Medications and psychotherapy are often used in combination. Studies have found that CBT added to medication is more efficacious than medication alone (108, 115). While one study found that medication added to CBT provided little additional benefit (102,116) to study patients who received state-of the-art CBT in an intensive outpatient setting, the results may not be applicable to patients receiving less intensive psychotherapeutic treatment. Another study did find a small additional benefit to adding antidepressant medication to CBT (115). In addition, fluoxetine was shown in one study to be helpful in patients who had either not responded to, or had relapsed after, a course of CBT or IPT (117). It is reasonable to add an antidepressant medication (such as an SSRI or tricyclic) to psychotherapy if a patient does not have an adequate response to psychotherapy.
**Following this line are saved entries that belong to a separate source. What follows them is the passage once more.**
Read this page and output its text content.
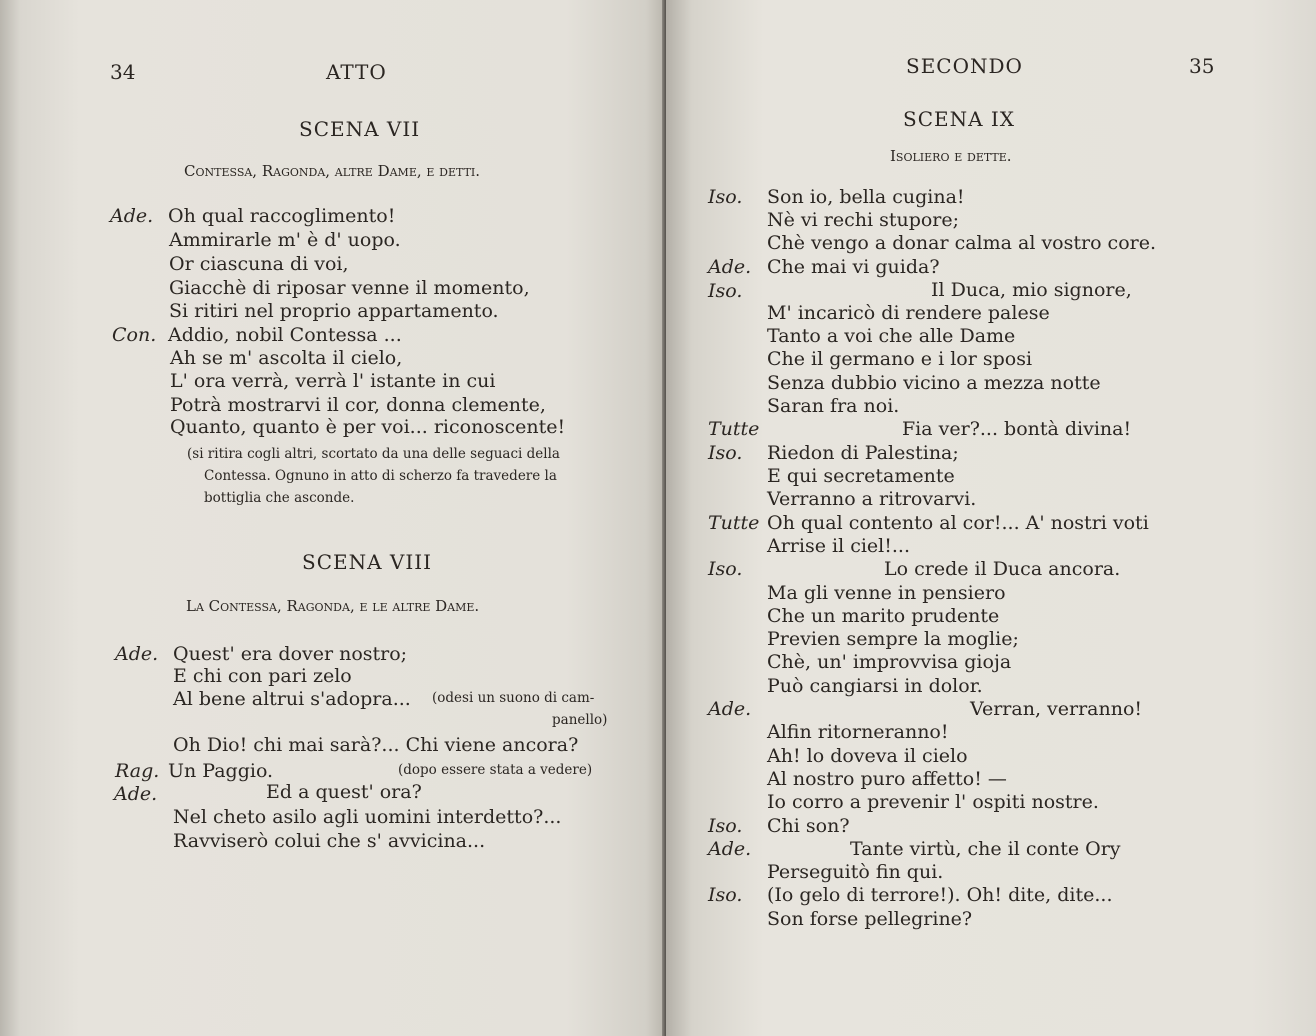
34	ATTO
SCENA VII
Contessa, Ragonda, altre Dame, e detti.
Ade. Oh qual raccoglimento!
Ammirarle m' è d' uopo.
Or ciascuna di voi,
Giacchè di riposar venne il momento,
Si ritiri nel proprio appartamento.
Con. Addio, nobil Contessa ...
Ah se m' ascolta il cielo,
L' ora verrà, verrà l' istante in cui
Potrà mostrarvi il cor, donna clemente,
Quanto, quanto è per voi... riconoscente!
(si ritira cogli altri, scortato da una delle seguaci della
Contessa. Ognuno in atto di scherzo fa travedere la
bottiglia che asconde.
SCENA VIII
La Contessa, Ragonda, e le altre Dame.
Ade. Quest' era dover nostro;
E chi con pari zelo
Al bene altrui s'adopra... (odesi un suono di cam-
panello)
Oh Dio! chi mai sarà?... Chi viene ancora?
Rag. Un Paggio.	(dopo essere stata a vedere)
Ade.	Ed a quest' ora?
Nel cheto asilo agli uomini interdetto?...
Ravviserò colui che s' avvicina...
SECONDO	35
SCENA IX
Isoliero e dette.
Iso.
Ade.
Iso.
Tutte
Iso.
Tutte
Iso.
Ade.
Iso.
Ade.
Iso.
Son io, bella cugina!
Nè vi rechi stupore;
Chè vengo a donar calma al vostro core.
Che mai vi guida?
Il Duca, mio signore,
M' incaricò di rendere palese
Tanto a voi che alle Dame
Che il germano e i lor sposi
Senza dubbio vicino a mezza notte
Saran fra noi.
Fia ver?... bontà divina!
Riedon di Palestina;
E qui secretamente
Verranno a ritrovarvi.
Oh qual contento al cor!... A' nostri voti
Arrise il ciel!...
Lo crede il Duca ancora.
Ma gli venne in pensiero
Che un marito prudente
Previen sempre la moglie;
Chè, un' improvvisa gioja
Può cangiarsi in dolor.
Verran, verranno!
Alfin ritorneranno!
Ah! lo doveva il cielo
Al nostro puro affetto! —
Io corro a prevenir l' ospiti nostre.
Chi son?
Tante virtù, che il conte Ory
Perseguitò fin qui.
(Io gelo di terrore!). Oh! dite, dite...
Son forse pellegrine?
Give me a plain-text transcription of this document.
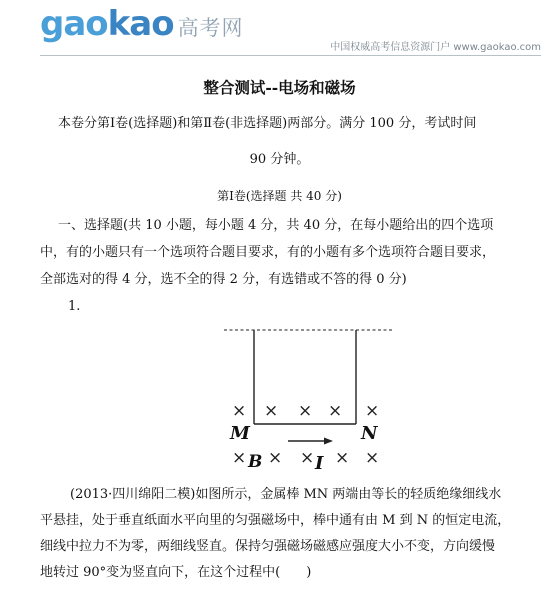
gaokao 高考网
中国权威高考信息资源门户 www.gaokao.com
整合测试--电场和磁场
本卷分第Ⅰ卷(选择题)和第Ⅱ卷(非选择题)两部分。满分 100 分，考试时间
90 分钟。
第Ⅰ卷(选择题 共 40 分)
一、选择题(共 10 小题，每小题 4 分，共 40 分，在每小题给出的四个选项
中，有的小题只有一个选项符合题目要求，有的小题有多个选项符合题目要求，
全部选对的得 4 分，选不全的得 2 分，有选错或不答的得 0 分)
1.
× × × × ×
× × × × ×
M	N
B	I
(2013·四川绵阳二模)如图所示，金属棒 MN 两端由等长的轻质绝缘细线水
平悬挂，处于垂直纸面水平向里的匀强磁场中，棒中通有由 M 到 N 的恒定电流，
细线中拉力不为零，两细线竖直。保持匀强磁场磁感应强度大小不变，方向缓慢
地转过 90°变为竖直向下，在这个过程中(　　)
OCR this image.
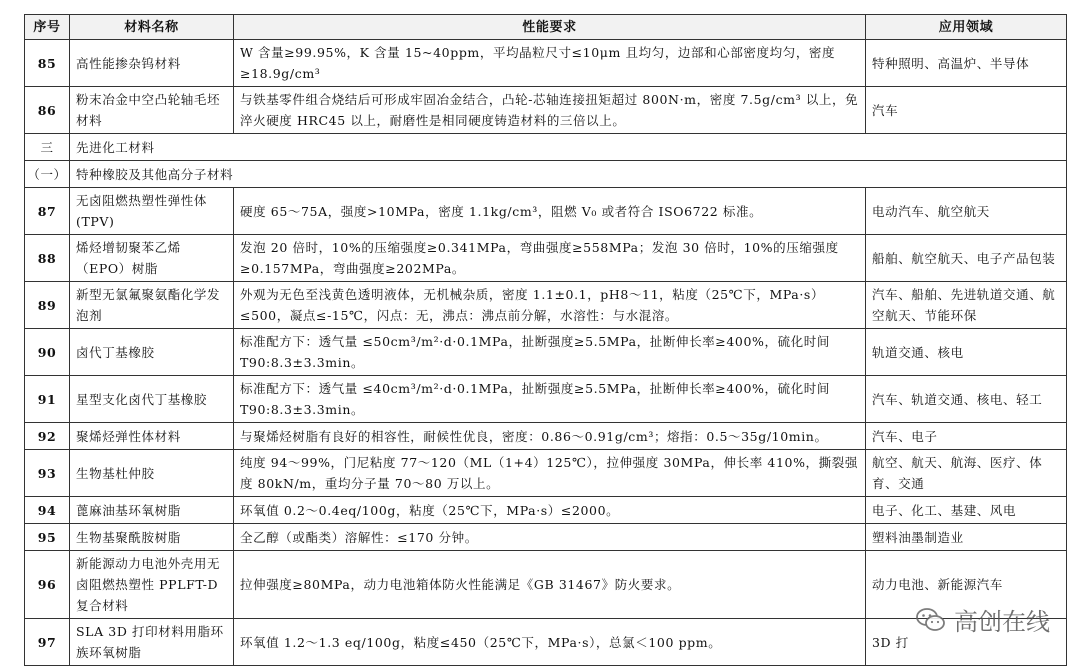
序号	材料名称	性能要求	应用领域
85	高性能掺杂钨材料	W 含量≥99.95%，K 含量 15~40ppm，平均晶粒尺寸≤10μm 且均匀，边部和心部密度均匀，密度≥18.9g/cm³	特种照明、高温炉、半导体
86	粉末冶金中空凸轮轴毛坯材料	与铁基零件组合烧结后可形成牢固冶金结合，凸轮-芯轴连接扭矩超过 800N·m，密度 7.5g/cm³ 以上，免淬火硬度 HRC45 以上，耐磨性是相同硬度铸造材料的三倍以上。	汽车
三	先进化工材料		
（一）	特种橡胶及其他高分子材料		
87	无卤阻燃热塑性弹性体(TPV)	硬度 65～75A，强度>10MPa，密度 1.1kg/cm³，阻燃 V₀ 或者符合 ISO6722 标准。	电动汽车、航空航天
88	烯烃增韧聚苯乙烯（EPO）树脂	发泡 20 倍时，10%的压缩强度≥0.341MPa，弯曲强度≥558MPa；发泡 30 倍时，10%的压缩强度≥0.157MPa，弯曲强度≥202MPa。	船舶、航空航天、电子产品包装
89	新型无氯氟聚氨酯化学发泡剂	外观为无色至浅黄色透明液体，无机械杂质，密度 1.1±0.1，pH8～11，粘度（25℃下，MPa·s）≤500，凝点≤-15℃，闪点：无，沸点：沸点前分解，水溶性：与水混溶。	汽车、船舶、先进轨道交通、航空航天、节能环保
90	卤代丁基橡胶	标准配方下：透气量 ≤50cm³/m²·d·0.1MPa，扯断强度≥5.5MPa，扯断伸长率≥400%，硫化时间 T90:8.3±3.3min。	轨道交通、核电
91	星型支化卤代丁基橡胶	标准配方下：透气量 ≤40cm³/m²·d·0.1MPa，扯断强度≥5.5MPa，扯断伸长率≥400%，硫化时间 T90:8.3±3.3min。	汽车、轨道交通、核电、轻工
92	聚烯烃弹性体材料	与聚烯烃树脂有良好的相容性，耐候性优良，密度：0.86～0.91g/cm³；熔指：0.5～35g/10min。	汽车、电子
93	生物基杜仲胶	纯度 94～99%，门尼粘度 77～120（ML（1+4）125℃），拉伸强度 30MPa，伸长率 410%，撕裂强度 80kN/m，重均分子量 70～80 万以上。	航空、航天、航海、医疗、体育、交通
94	蓖麻油基环氧树脂	环氧值 0.2～0.4eq/100g，粘度（25℃下，MPa·s）≤2000。	电子、化工、基建、风电
95	生物基聚酰胺树脂	全乙醇（或酯类）溶解性：≤170 分钟。	塑料油墨制造业
96	新能源动力电池外壳用无卤阻燃热塑性 PPLFT-D 复合材料	拉伸强度≥80MPa，动力电池箱体防火性能满足《GB 31467》防火要求。	动力电池、新能源汽车
97	SLA 3D 打印材料用脂环族环氧树脂	环氧值 1.2～1.3 eq/100g，粘度≤450（25℃下，MPa·s），总氯＜100 ppm。	3D 打
高创在线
6 Support/Self-Help Groups
Support/self-help groups are commonly used in bulimia nervosa. These may be led by professionals or laypersons. Twelve-step programs, such as Overeaters Anonymous, are helpful for some patients, although controlled studies of their efficacy are not available. There is increasing interest in developing and evaluating stepped-care approaches, in which guided or unguided self-help manuals are used initially, supplemented by medication if needed, within the primary care setting
(108). Referral for more intensive psychotherapy would be reserved for those who failed to respond to initial interventions. A supervised cognitive-behavioral self-help approach, using a manual, has been shown to reduce bulimic symptoms in carefully selected patients (118,119).